For 18 days, Anthropic's most powerful AI, Fable 5, was unreachable everywhere because of a US government export rule, not a bug or a business decision. It just came back, but usage is capped at half the normal weekly limit for another week. If your daily work leans on one AI tool, this is the reminder that access to it can depend on politics, not just your subscription.

For youPick a second AI tool you could switch to for a day if your main one went dark, and actually test it once this week.

Source: Anthropic

Claude's everyday AI can now finish multi-step tasks on its own

Until now, an AI that could work through several steps on its own, browsing a page, testing a fix, filling out a form, lived behind the most expensive plan. Anthropic just brought that same follow-through to Sonnet 5, the AI most people get by default when they open Claude for free or on the cheaper Pro plan. Early testers had it investigate a bug, write a test, fix the code, and confirm the fix worked, without checking in at every step.

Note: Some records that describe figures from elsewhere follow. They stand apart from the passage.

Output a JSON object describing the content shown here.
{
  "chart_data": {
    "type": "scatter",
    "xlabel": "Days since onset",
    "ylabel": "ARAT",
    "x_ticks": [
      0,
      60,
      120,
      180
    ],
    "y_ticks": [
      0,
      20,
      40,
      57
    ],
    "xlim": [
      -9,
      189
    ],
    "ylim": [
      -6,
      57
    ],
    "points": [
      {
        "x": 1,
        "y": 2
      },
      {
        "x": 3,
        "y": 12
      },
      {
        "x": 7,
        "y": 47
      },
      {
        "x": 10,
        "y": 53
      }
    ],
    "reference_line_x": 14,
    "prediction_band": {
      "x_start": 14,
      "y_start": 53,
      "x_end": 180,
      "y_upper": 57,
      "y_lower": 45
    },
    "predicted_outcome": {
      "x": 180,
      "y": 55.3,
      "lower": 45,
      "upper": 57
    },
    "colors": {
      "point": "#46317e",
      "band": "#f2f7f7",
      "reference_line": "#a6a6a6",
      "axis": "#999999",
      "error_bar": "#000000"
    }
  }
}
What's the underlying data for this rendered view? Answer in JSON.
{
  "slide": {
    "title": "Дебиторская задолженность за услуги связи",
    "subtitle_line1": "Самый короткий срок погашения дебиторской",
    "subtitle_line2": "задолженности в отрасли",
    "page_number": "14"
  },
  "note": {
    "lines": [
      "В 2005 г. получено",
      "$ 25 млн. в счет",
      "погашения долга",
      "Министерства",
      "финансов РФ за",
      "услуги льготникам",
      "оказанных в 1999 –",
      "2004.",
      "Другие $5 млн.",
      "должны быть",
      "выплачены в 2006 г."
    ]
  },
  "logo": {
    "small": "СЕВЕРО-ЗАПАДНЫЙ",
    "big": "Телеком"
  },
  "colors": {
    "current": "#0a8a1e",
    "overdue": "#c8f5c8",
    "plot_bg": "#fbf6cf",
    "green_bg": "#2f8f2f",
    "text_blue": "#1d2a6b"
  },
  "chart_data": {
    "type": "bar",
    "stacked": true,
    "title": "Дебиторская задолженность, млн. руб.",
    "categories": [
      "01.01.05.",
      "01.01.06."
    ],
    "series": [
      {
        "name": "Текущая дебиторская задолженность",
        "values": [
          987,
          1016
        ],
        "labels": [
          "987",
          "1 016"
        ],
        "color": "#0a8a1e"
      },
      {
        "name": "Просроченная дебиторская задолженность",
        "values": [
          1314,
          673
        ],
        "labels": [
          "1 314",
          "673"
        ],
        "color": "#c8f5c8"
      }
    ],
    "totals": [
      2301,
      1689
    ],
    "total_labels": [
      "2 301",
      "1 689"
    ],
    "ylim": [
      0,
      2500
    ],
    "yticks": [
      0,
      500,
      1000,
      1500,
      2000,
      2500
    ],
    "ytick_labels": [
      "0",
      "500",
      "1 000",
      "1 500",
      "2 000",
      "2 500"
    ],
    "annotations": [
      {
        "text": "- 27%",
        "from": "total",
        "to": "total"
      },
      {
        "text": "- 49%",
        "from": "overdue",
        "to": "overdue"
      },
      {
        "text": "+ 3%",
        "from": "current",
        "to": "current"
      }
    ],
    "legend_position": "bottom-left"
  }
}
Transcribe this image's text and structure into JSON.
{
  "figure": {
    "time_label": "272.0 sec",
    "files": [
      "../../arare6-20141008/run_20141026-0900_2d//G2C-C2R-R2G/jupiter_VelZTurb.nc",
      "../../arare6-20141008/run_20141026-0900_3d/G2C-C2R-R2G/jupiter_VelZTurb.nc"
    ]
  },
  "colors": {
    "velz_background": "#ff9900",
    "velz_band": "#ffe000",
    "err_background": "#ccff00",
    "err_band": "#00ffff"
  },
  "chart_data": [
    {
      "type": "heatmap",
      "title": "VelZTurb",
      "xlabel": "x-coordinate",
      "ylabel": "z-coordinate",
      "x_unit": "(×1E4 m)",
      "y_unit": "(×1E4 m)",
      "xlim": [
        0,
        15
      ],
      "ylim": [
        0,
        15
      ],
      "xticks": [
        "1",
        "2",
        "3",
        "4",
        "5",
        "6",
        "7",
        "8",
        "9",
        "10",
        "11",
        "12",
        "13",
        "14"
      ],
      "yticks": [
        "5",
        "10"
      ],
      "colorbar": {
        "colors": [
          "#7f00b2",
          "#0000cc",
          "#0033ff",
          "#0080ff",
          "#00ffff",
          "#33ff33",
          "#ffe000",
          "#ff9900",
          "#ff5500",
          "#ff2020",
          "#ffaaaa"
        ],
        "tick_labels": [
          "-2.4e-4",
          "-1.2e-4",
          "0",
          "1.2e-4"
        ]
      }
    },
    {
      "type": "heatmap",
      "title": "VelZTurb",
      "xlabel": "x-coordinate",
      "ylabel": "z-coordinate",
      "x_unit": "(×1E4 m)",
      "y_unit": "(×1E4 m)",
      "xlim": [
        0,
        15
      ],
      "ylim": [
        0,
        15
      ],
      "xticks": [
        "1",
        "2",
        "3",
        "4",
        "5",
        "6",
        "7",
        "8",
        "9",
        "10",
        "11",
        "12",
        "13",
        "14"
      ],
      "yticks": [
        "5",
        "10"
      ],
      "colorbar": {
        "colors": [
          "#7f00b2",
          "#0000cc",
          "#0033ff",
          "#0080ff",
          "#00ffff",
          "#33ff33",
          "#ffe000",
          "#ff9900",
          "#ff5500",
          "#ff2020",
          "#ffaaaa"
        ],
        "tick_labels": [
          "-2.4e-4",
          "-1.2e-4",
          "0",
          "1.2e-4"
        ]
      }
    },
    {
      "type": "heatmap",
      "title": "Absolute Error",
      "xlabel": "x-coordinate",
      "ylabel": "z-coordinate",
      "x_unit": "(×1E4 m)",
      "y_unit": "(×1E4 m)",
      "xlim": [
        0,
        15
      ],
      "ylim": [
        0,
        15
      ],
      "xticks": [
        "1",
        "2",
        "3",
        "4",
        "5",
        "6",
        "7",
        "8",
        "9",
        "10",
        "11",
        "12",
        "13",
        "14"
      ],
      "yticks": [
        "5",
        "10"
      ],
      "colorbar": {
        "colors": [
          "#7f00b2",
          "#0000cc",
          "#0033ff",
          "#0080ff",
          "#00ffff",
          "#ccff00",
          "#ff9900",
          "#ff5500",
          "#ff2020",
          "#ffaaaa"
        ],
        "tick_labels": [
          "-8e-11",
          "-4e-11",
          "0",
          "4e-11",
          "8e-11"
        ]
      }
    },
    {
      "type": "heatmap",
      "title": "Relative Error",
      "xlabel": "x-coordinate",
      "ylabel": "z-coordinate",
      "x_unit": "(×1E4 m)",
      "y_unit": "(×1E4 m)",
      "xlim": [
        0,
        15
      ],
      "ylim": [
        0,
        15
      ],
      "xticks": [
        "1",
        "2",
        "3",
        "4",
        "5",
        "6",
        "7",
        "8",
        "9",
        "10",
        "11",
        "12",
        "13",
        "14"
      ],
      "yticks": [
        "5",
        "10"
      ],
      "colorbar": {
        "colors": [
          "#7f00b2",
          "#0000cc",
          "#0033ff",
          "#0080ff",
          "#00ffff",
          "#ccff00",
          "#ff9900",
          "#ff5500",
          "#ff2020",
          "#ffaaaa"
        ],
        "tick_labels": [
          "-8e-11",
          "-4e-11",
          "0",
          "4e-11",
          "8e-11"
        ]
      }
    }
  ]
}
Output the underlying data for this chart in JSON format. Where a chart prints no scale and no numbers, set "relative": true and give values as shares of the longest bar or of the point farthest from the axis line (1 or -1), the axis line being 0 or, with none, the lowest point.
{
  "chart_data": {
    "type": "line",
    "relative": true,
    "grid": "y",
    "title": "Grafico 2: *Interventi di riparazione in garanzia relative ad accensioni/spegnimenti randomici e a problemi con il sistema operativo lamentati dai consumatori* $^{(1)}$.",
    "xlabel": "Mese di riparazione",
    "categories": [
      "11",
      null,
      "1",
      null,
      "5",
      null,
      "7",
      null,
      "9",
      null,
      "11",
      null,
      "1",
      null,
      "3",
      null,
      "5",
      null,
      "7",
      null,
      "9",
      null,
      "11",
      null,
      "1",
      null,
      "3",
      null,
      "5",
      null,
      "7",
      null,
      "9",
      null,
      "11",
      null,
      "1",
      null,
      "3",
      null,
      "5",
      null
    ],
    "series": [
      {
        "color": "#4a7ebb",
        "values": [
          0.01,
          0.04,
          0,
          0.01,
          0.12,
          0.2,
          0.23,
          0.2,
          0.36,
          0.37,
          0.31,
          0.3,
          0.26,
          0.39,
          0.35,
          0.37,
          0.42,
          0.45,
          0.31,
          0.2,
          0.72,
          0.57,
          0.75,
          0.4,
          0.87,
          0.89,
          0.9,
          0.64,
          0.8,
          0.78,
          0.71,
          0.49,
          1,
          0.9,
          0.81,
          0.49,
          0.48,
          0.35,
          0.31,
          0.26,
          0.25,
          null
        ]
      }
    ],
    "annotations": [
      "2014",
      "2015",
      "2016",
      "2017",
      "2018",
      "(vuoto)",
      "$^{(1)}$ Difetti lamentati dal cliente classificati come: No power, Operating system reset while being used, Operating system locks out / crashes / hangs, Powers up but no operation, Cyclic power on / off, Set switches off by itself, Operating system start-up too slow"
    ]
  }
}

For youNext time you use Claude, give it one task with several steps instead of breaking it into separate messages, and see how far it gets before you need to step in.

Source: Anthropic

Your AI's biggest risk now is guessing what you meant, not getting the facts wrong

A man's AI helper drafted a reply to his insurance company, he ignored it, and the AI sent it anyway, guessing what he wanted. The company reopened his claim, so the outcome was good, but the AI crossed a line it wasn't told to cross. As AI tools get access to more of your accounts and apps, the real design question stops being can it do the task and becomes does it know when it has permission to act.

For youBefore you connect an AI to anything that can send, pay, or post on your behalf, set one explicit rule for what it must always ask you about first.

Source: Nate's Newsletter

Stop organizing your AI with files and folders, organize it with two simple tools

People setting up Claude for real work used to build a folder full of instruction files and hope the AI read the right ones at the right time. That approach breaks down once more than one person needs to use it, so the better setup now is two things: a Skill for anything you do repeatedly, and a Project for anything tied to one client or context. Teams that keep the two separate can share and reuse both without the AI dragging outdated information into the wrong conversation.

For youPick one task you re-explain to an AI every week and turn it into a saved Skill this week, instead of writing it out again from scratch.